Я повернулась к ней как раз в тот момент, когда перед капотом взмахнула крыльями сова. Взмыв вверх над крышей автомобиля, птица зловеще ухнула. Папа, вздрогнув, потянул за ремень безопасности. Что-то было не так. Меня не взволновала ни сова, ни теперь уже прерванное общение с Дафной и Карлой. Я осознала – происходит что-то важное, что-то плохое. Мой ремень глубоко впился в тело, когда я наклонилась вперед и схватила маму за плечо – слишком крепко, наверное.
– Мама, остановись на обочине. Мне кажется, у папы приступ.
– Приступ? – нахмурилась мама.
У отца уже много лет не случалось приступов. Я почти услышала, как она это подумала.
– Блейк, дорогой! Ты…
В этот миг раздался оглушительный гудок. Салон машины озарил свет. Слишком яркий, чтобы что-то разглядеть. Тормоза пронзительно завизжали, и машину занесло на обледеневшей дороге. Мой рот открылся и закрылся – беззвучно, как у отца. Удар последовал быстро, но оказался точным, как луч лазера. Мама закричала – в нас врезался «Хаммер». Наш автомобиль вылетел с дороги и перевернулся. Пять или шесть раз. Осколки стекол разлетелись по салону. Я почувствовала боль от порезов и услышала жуткий треск своей сломанной ключицы. И потеряла сознание.

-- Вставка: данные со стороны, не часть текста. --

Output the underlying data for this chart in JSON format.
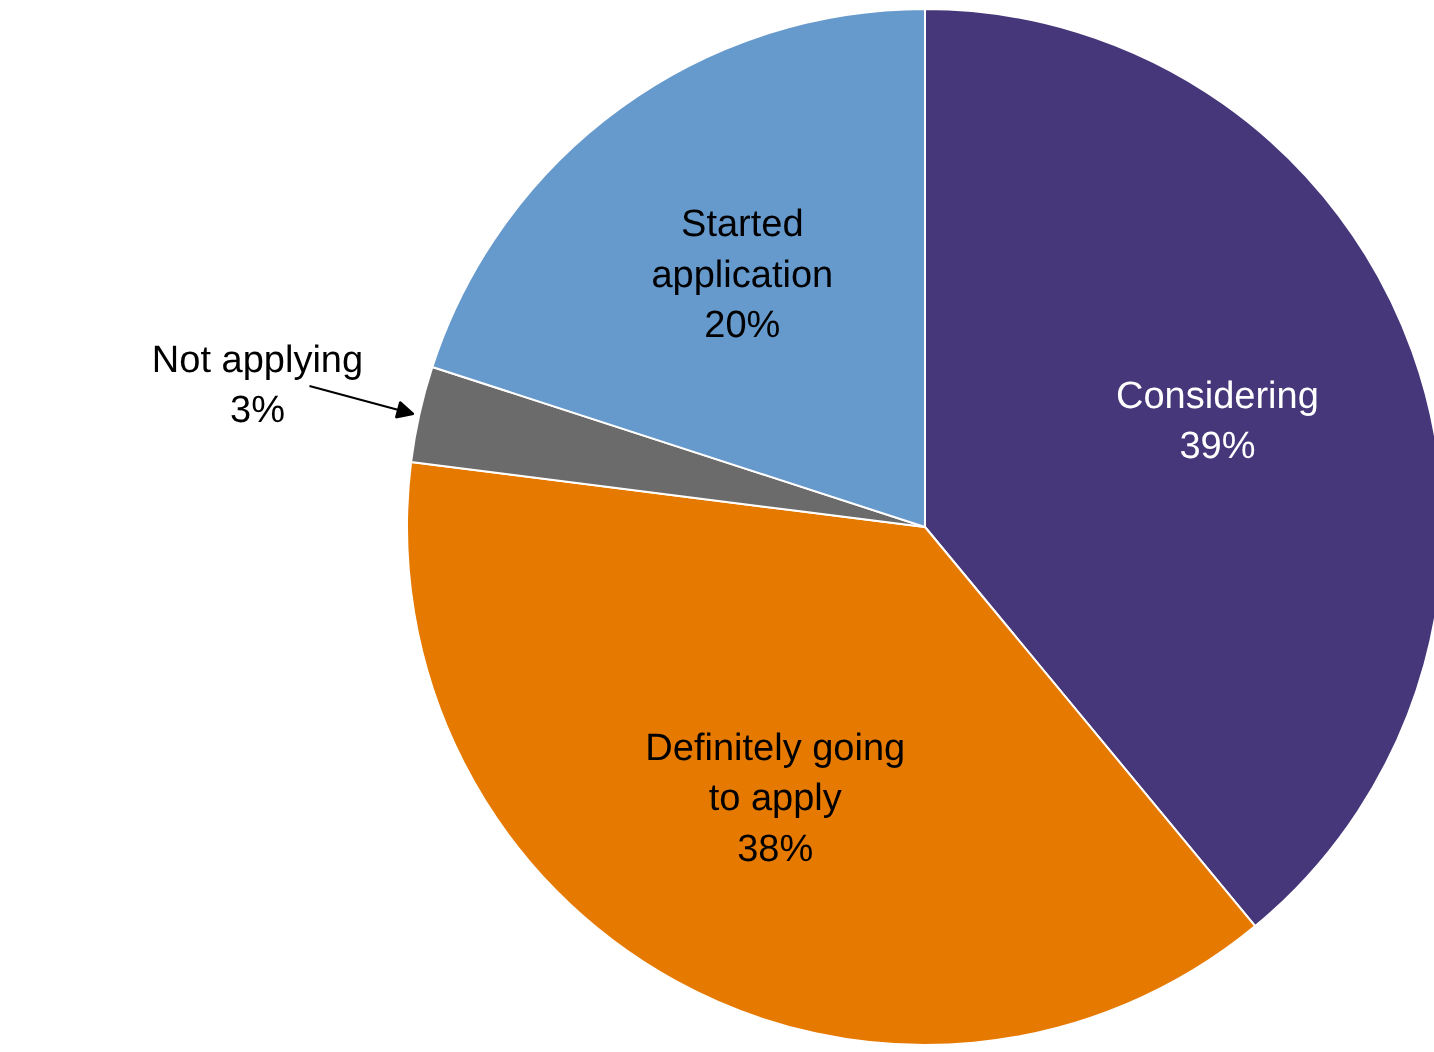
{
  "chart_data": {
    "type": "pie",
    "categories": [
      "Considering",
      "Definitely going to apply",
      "Not applying",
      "Started application"
    ],
    "values": [
      39,
      38,
      3,
      20
    ],
    "colors": [
      "#45377a",
      "#e67a00",
      "#6b6b6b",
      "#6699cc"
    ],
    "value_labels": [
      "39%",
      "38%",
      "3%",
      "20%"
    ]
  }
}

Когда я снова открыла глаза, вокруг было темно. В машине стояла тишина. Впрочем, не знаю – в ушах у меня все еще звенело. А затем послышался странный звук – кап-кап-кап…
– Папа! – Я услышала это слово, но оно прозвучало так, словно произнес его кто-то другой далеко-далеко от меня. – Мама!
Я попыталась отыскать их в темноте, но перед глазами замелькали только тени. К ушам прилила кровь. Ремень удерживал меня на месте – но перевернутой вниз головой.
Наконец я увидела маму. Она оглядывалась на меня с водительского сиденья. Передняя часть крыши (теперь низа) машины вдавилась в салон гораздо сильнее, чем задняя, и голова мамы упиралась в нее под неестественным углом. Но смотрела мама на меня. Широко раскрытыми глазами.
– Мама! – снова окликнула я.
Но тут мой ремень отстегнулся, выбросив меня на ковер из битого стекла. Я закричала. А когда подняла свои руки, они уже были покрыты глубокими порезами. Наклонный луч серебристого света искрился на длинном осколке стекла, торчавшего из моей левой ладони. Через пару секунд осколок залила кровь, и мне стоило немалых усилий нащупать и вытащить его с диким воем.
А мама все смотрела на меня. Молча, через плечо. И не шевелилась. «Наверное, у нее шок или что-то в этом роде», – подумала я. И прикоснулась к ней, оставив на ее щеке кровавое пятно. Именно в тот момент я заметила, что шея мамы была выкручена назад. Мой рот открылся, но крик получился похожим на сдавленный хрип.
– Я ее видел… – донесся с переднего пассажирского сиденья слабый и невнятный папин голос. – Я ее видел…
Медленно, уже совсем не понимая, что происходит, я повернулась лицом к отцу. И вот тогда я закричала! Лицо папы покрывала маска из крови, щеки были иссечены осколками стекла. А его глаза… Кап, кап, кап… Я даже не смогла понять, где должны были находиться его глаза – так много было крови!
– Я ее видел, – повторил папа.
Я покачала головой, хотя он не мог меня видеть. Из-за такого обилия крови я не могла ни о чем думать и тем более соображать. Господи! Кровь – это все, что я видела. Все, что слышала. Кап-как-кап…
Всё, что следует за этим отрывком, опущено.